Medical Imaging Center Equipment Financing & Practice Acquisition Capital in Atlanta, GA
Finance MRI, CT, or PET-CT equipment—or acquire an imaging practice—in Atlanta. Compare lenders, rates, and structures for your situation.
Scan the situations below and jump to the guide that matches yours — each one covers the specific rates, structures, and lender types relevant to that path, so you're not sorting through options that don't apply.
What to know before you choose a financing path
Atlanta's imaging market is competitive — Northside, Emory, and the independent outpatient centers that ring the metro have driven both consolidation and opportunity for independent operators. Whether you're financing a single MRI machine or acquiring a multi-modality practice, the structure you choose changes your monthly payment, your tax exposure, and how fast you can close.
Equipment financing vs. practice acquisition loans
These are different products with different underwriting, and mixing them up is the most common mistake first-time borrowers make.
Direct equipment financing (also called an equipment loan or equipment-only lease) is secured by the machine itself.
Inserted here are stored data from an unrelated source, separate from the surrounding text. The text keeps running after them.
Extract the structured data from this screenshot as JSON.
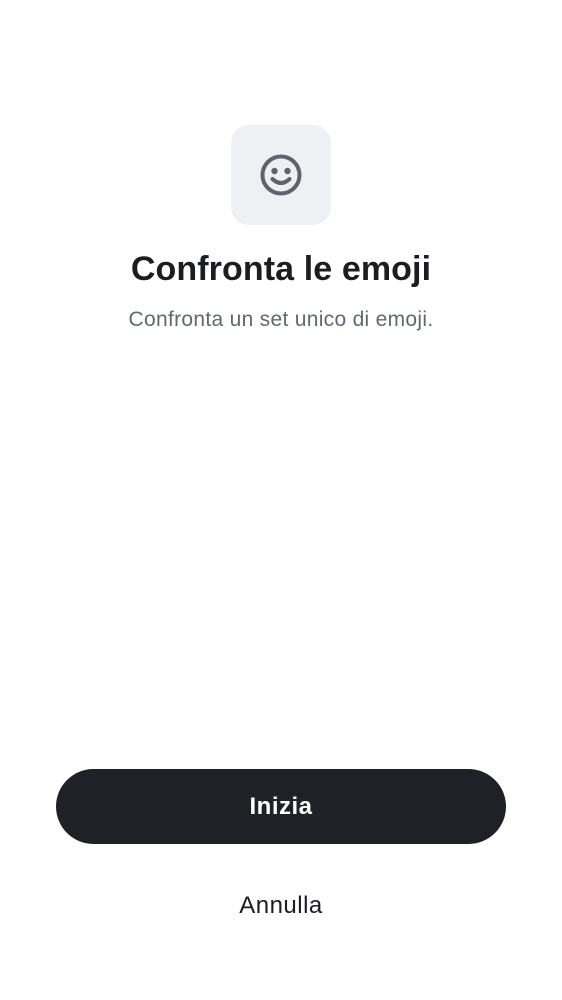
{
  "header": {
    "icon": "smiley-face-icon",
    "title": "Confronta le emoji",
    "subtitle": "Confronta un set unico di emoji."
  },
  "actions": {
    "primary_label": "Inizia",
    "secondary_label": "Annulla"
  },
  "colors": {
    "background": "#ffffff",
    "icon_tile": "#eff0f3",
    "icon": "#5f636c",
    "primary_button": "#202126",
    "title_text": "#1c1d22",
    "subtitle_text": "#616875"
  }
}
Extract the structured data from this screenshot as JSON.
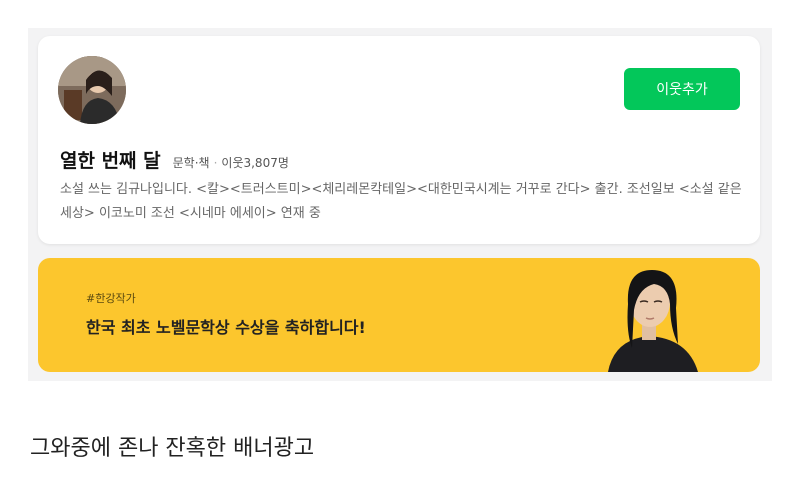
{
  "profile": {
    "avatar_icon": "author-portrait-icon",
    "follow_label": "이웃추가",
    "follow_color": "#03c75a",
    "blog_title": "열한 번째 달",
    "category": "문학·책",
    "neighbors": "이웃3,807명",
    "description": "소설 쓰는 김규나입니다. <칼><트러스트미><체리레몬칵테일><대한민국시계는 거꾸로 간다> 출간. 조선일보 <소설 같은 세상> 이코노미 조선 <시네마 에세이> 연재 중"
  },
  "banner": {
    "hashtag": "#한강작가",
    "headline": "한국 최초 노벨문학상 수상을 축하합니다!",
    "background_color": "#fcc62d",
    "photo_icon": "author-photo-icon"
  },
  "caption": "그와중에 존나 잔혹한 배너광고"
}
Because the collateral is self-contained, lenders can move fast — approvals run 1–3 days for strong-credit borrowers, and the down payment is typically 10–20% of equipment cost. A borrower with a 700+ FICO score can generally expect rates in the 7–11% APR range on a standard equipment note. This is the right tool when you're upgrading one modality inside an existing practice.
Practice acquisition loans are a different underwrite entirely. The lender is evaluating the revenue history of the entire facility — referral relationships, payer mix, patient volume — not just the equipment. SBA 7(a) loans are the dominant structure here, with loan amounts up to $5,000,000, rates currently running 8.5–11% APR, and terms up to 10 years for equipment and up to 25 years when real estate is bundled in. Expect 30–45 days from application to close, a minimum FICO of 640, and a debt service coverage ratio of at least 1.25x. Down payments on acquisition deals run 10–20%, similar to equipment financing but assessed against total deal value, which can be a much larger number.
Independent imaging center startups and acquisitions in other Sun Belt markets face similar dynamics — operators in Albuquerque and Amarillo deal with the same SBA underwriting standards and the same payer-mix scrutiny that Atlanta lenders apply.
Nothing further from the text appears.